Уорклан остался стоять на месте, непреклонный и прямой как палка. Губы его чуть дрожали, взгляд скользил по двору и окнам, рассматривая квартиры и словно пытаясь воскресить какое-то утраченное или позабытое воспоминание. Он помотал головой.
— Полно тебе, Уорклан, — увещевал Соренсен. — Нам надо держаться заодно.
— Вы совершаете ошибку, — возразил Уорклан. — До сих пор мы были в безопасности. Но теперь всем нам следует съехать.
Грузчики вынесли из дома комод с зеркалом: в нем ярко отражались окна и кирпичная кладка здания. Работяги спустили его вниз по ступеням и потащили через весь двор к тротуару: небольшая группка жильцов расступилась, давая им пройти. Очень решительно настроенный Уорклан пожал руку дедушке и кивнул остальным:
— До свидания.
К закату грузчики уехали, и квартира мистера Уорклана в конце коридора второго этажа опустела.
— Он съехал, и больше мы о нем, чего доброго, не услышим, — заявил дедушка тем вечером.
— Мы вряд ли узнаем доподлинно… — промолвила тетя Эвелин.
— Говорите потише, — предостерегла бабушка. — А то Дэвида перепугаете.
— Он спит, — заверила тетя Эвелин.
На самом-то деле я лежал, не смыкая глаз, встревоженно вслушивался, раздумывал и недоумевал про себя. Похоже, в нашей жизни есть какое-то важное обстоятельство, про которое я знать не знаю и о котором никто не говорит. Неужто со временем съедут все? А мне-то куда деваться?
— Если только мы будем держаться вместе… — промолвила тетя Эвелин. — Не следовало нам уезжать из Биллингса.
— Ну скажешь тоже, Эвелин, — возразила бабушка. — Мы ведь едва ноги унесли.
— А как же Уорклан? — не отступалась тетя Эвелин. — Нас уже не так много осталось. Это несправедливо.
— А кто говорит о справедливости? — встрял дедушка. — Да ради всего святого!
— Пожалуйста, потише, — напомнила бабушка.
На миг воцарилась тишина, и мне подумалось, кто-нибудь непременно придет проверить, сплю ли я, но нет, никто не пришел.
— Уорклан, чего доброго, пропадет без вести, как Ларс Джонсон, — предположила моя тетя. — Помните Джонсона, десятника на Ист-Ривер{166}?
— Я их всех помню, — отозвался дедушка.
— Они убегают, — нервно промолвила тетя Эвелин. — Почему они не могут остаться? Они убегают — и в конце концов исчезают. А что будет, если…
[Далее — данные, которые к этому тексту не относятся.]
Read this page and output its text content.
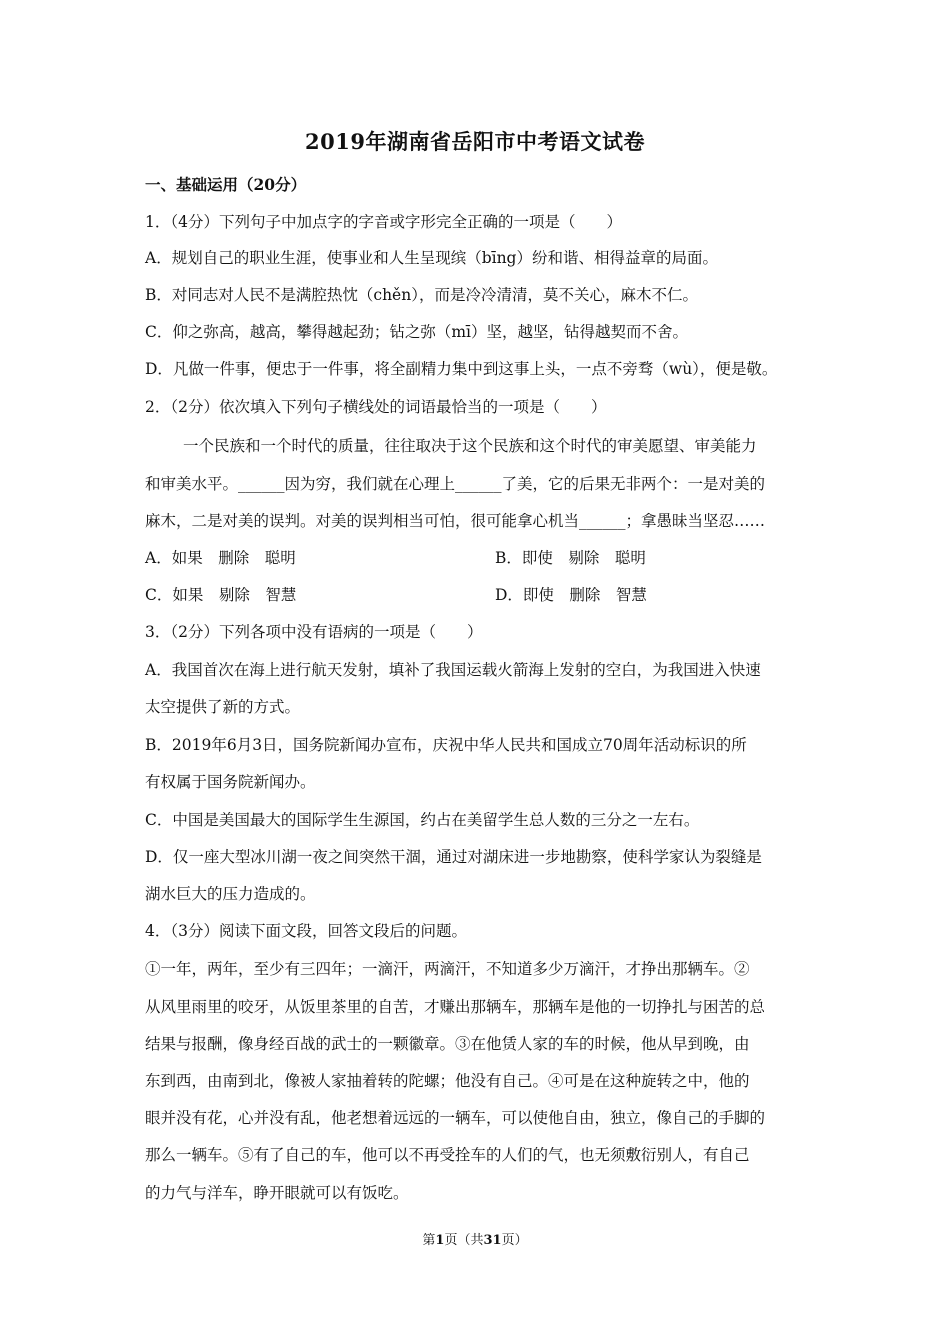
2019年湖南省岳阳市中考语文试卷
一、基础运用（20分）
1．（4分）下列句子中加点字的字音或字形完全正确的一项是（　　）
A．规划自己的职业生涯，使事业和人生呈现缤（bīng）纷和谐、相得益章的局面。
B．对同志对人民不是满腔热忱（chěn），而是冷冷清清，莫不关心，麻木不仁。
C．仰之弥高，越高，攀得越起劲；钻之弥（mī）坚，越坚，钻得越契而不舍。
D．凡做一件事，便忠于一件事，将全副精力集中到这事上头，一点不旁骛（wù），便是敬。
2．（2分）依次填入下列句子横线处的词语最恰当的一项是（　　）
一个民族和一个时代的质量，往往取决于这个民族和这个时代的审美愿望、审美能力
和审美水平。______因为穷，我们就在心理上______了美，它的后果无非两个：一是对美的
麻木，二是对美的误判。对美的误判相当可怕，很可能拿心机当______；拿愚昧当坚忍……
A．如果　删除　聪明	B．即使　剔除　聪明
C．如果　剔除　智慧	D．即使　删除　智慧
3．（2分）下列各项中没有语病的一项是（　　）
A．我国首次在海上进行航天发射，填补了我国运载火箭海上发射的空白，为我国进入快速
太空提供了新的方式。
B．2019年6月3日，国务院新闻办宣布，庆祝中华人民共和国成立70周年活动标识的所
有权属于国务院新闻办。
C．中国是美国最大的国际学生生源国，约占在美留学生总人数的三分之一左右。
D．仅一座大型冰川湖一夜之间突然干涸，通过对湖床进一步地勘察，使科学家认为裂缝是
湖水巨大的压力造成的。
4．（3分）阅读下面文段，回答文段后的问题。
①一年，两年，至少有三四年；一滴汗，两滴汗，不知道多少万滴汗，才挣出那辆车。②
从风里雨里的咬牙，从饭里茶里的自苦，才赚出那辆车，那辆车是他的一切挣扎与困苦的总
结果与报酬，像身经百战的武士的一颗徽章。③在他赁人家的车的时候，他从早到晚，由
东到西，由南到北，像被人家抽着转的陀螺；他没有自己。④可是在这种旋转之中，他的
眼并没有花，心并没有乱，他老想着远远的一辆车，可以使他自由，独立，像自己的手脚的
那么一辆车。⑤有了自己的车，他可以不再受拴车的人们的气，也无须敷衍别人，有自己
的力气与洋车，睁开眼就可以有饭吃。
第1页（共31页）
— Я их не виню, — произнес дед.
— Ох, ну отчего мы ни к кому не можем обратиться за помощью? — спросила тетя Эвелин. Она плакала. Ее раздраженные, хриплые всхлипывания долетали сквозь вестибюль до моей комнаты: на сей раз дверь по случайности оставили открытой.
— Мы и это уже проходили, — обреченно промолвила бабушка.
— Нужно отыскать отца Дэвида, — промолвила тетя. — Нужно отправить Дэвида к отцу.
— Он посчитал нас сумасшедшими.
— Пожалуйста, потише, — напомнила бабушка.
— Прошу прощения, — отозвался дедушка еле слышно. — Но Эвелин права. Пока Дэвид жил с родителями, все было в порядке, но с нами он не в безопасности, а мы слишком стары, чтобы снова сниматься с места. Нам надо обороняться.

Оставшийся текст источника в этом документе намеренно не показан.